How does the fund do it? Simple: it figured out long ago what we confirmed earlier this week, namely that “Hedge Fund Flows Are All That Matter.” Tsagaris credits Bayforest’s success to algorithms surfing fast shifts in capital flows in real time. As Bloomberg details further, with a system trading futures based on the behavior of different investors and an average holding period of just eight days, the portfolio has managed to make money even as markets swing from despair to exuberance.

“We’re receiving billions of data points every day and we adapt our algos based on the new information,” Tsagaris told Bloomberg in an interview. Translation: ‘we are just doing whatever the price-setters are doing at any given moment.’

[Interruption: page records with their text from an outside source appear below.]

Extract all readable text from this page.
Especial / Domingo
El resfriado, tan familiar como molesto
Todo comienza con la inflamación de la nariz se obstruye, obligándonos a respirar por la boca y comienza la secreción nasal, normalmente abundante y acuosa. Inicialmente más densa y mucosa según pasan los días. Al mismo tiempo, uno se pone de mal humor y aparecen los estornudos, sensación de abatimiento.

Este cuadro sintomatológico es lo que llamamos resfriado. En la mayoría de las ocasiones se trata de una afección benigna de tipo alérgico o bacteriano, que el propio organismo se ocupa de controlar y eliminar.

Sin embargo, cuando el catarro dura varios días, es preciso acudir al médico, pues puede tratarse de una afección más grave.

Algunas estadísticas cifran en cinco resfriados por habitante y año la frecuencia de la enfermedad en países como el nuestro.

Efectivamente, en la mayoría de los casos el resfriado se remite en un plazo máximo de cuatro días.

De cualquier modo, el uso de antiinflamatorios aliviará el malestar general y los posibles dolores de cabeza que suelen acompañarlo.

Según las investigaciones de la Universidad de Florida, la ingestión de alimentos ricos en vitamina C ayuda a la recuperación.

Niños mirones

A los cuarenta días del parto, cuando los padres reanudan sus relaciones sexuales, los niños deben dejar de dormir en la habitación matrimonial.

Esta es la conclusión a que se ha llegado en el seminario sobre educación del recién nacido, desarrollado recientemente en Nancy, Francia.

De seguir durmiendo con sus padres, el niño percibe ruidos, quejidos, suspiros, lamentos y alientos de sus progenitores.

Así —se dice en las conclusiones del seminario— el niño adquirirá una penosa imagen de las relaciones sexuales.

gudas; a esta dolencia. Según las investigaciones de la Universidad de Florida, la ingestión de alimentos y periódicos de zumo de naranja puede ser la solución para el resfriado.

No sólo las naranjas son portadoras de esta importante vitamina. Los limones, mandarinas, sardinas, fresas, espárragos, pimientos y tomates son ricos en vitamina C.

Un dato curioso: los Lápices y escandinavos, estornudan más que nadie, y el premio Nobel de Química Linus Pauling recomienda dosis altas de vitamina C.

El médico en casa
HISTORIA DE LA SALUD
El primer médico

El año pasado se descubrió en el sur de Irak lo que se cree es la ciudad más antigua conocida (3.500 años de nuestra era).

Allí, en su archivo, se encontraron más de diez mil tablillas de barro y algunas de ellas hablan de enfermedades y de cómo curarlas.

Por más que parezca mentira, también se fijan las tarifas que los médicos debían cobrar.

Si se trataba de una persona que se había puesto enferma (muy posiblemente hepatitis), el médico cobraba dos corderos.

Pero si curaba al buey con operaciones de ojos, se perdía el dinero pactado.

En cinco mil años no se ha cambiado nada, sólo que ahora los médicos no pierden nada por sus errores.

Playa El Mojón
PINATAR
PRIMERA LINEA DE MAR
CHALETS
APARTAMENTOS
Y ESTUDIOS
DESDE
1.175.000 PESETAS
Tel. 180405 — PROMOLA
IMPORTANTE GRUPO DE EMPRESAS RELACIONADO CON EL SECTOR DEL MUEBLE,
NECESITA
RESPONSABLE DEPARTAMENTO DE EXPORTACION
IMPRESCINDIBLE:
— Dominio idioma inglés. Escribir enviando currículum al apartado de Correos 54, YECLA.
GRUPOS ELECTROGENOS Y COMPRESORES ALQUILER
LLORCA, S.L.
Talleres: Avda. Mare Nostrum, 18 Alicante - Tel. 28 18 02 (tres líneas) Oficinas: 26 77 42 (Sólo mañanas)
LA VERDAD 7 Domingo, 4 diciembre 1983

And since the price setters – such as Blackrock – are merely frontrunning the central banks… well, one hardly needs to be a rocket scientist to figure out how to constantly make money in this centrally-planned “market.”

Think of it as central-bank inspired momentum… on steroids.

Tsagiris’ hope is to grow his fund three more times and oversee $750 million by the end of the year, an ambitious goal for a firm that started trading in March 2018 with almost no capital. But that goal is certainly looking attainable now that the $6 billion Blackstone Alternative Multi-Strategy Fund last month announced it’s allocating to Bayforest, joining sub-advisers including D.E. Shaw and Two Sigma.

A Bayforest strategy of following capital flows holds particular appeal in a volatile market jumping from record losses to historic gains. That’s especially so for systematic investors whose directional bets have been crushed by rapid shifts in bull and bear regimes. Investing styles that follow flows can range from trading ahead of index rebalancing to buying shares touted on websites followed by day traders.

And yes, in case anyone was wondering, long-term, “buy and hold” investing is dead. Bayforest is also among a short list of quant funds this year that attribute their triumph to shorter holding periods and more adaptive trading signals, even as skeptics – i.e., those who takes PPP funds and pretend they manage money when all they really do is convince their LPs that central banks will bail them out – that constantly churning portfolios may not pay off in the long run.

Oh and yes, Tsagaris is not an actual trader: his academic training is on harnessing computing power to “decipher” noisy markets; his doctorate dissertation at Imperial College London was on building adaptive algos from data streams. Because that’s what “markets are now: algos frontrunning and adapting to other algos.

He says Bayforest’s advantage is its ability to continually suss out new patterns, allowing it to adapt even when market participants try to hide their tracks by changing how they trade.

“What we are seeing is amazing alpha in areas that were not evident before,” he said, referring to the shifts in capital flows in both investing apps like Robinhood and exchange-traded funds. Translation: with everyone else scrambling to discover the Golden Grail of manipulated, centrally-planned markets, the answer is staring everyone in the face: always do what the majority is doing… as long as it is frontrunning central banks.

Oh, and for anyone still confused, this means that traditional buy and hold, investing – value or otherwise – is long dead and buried.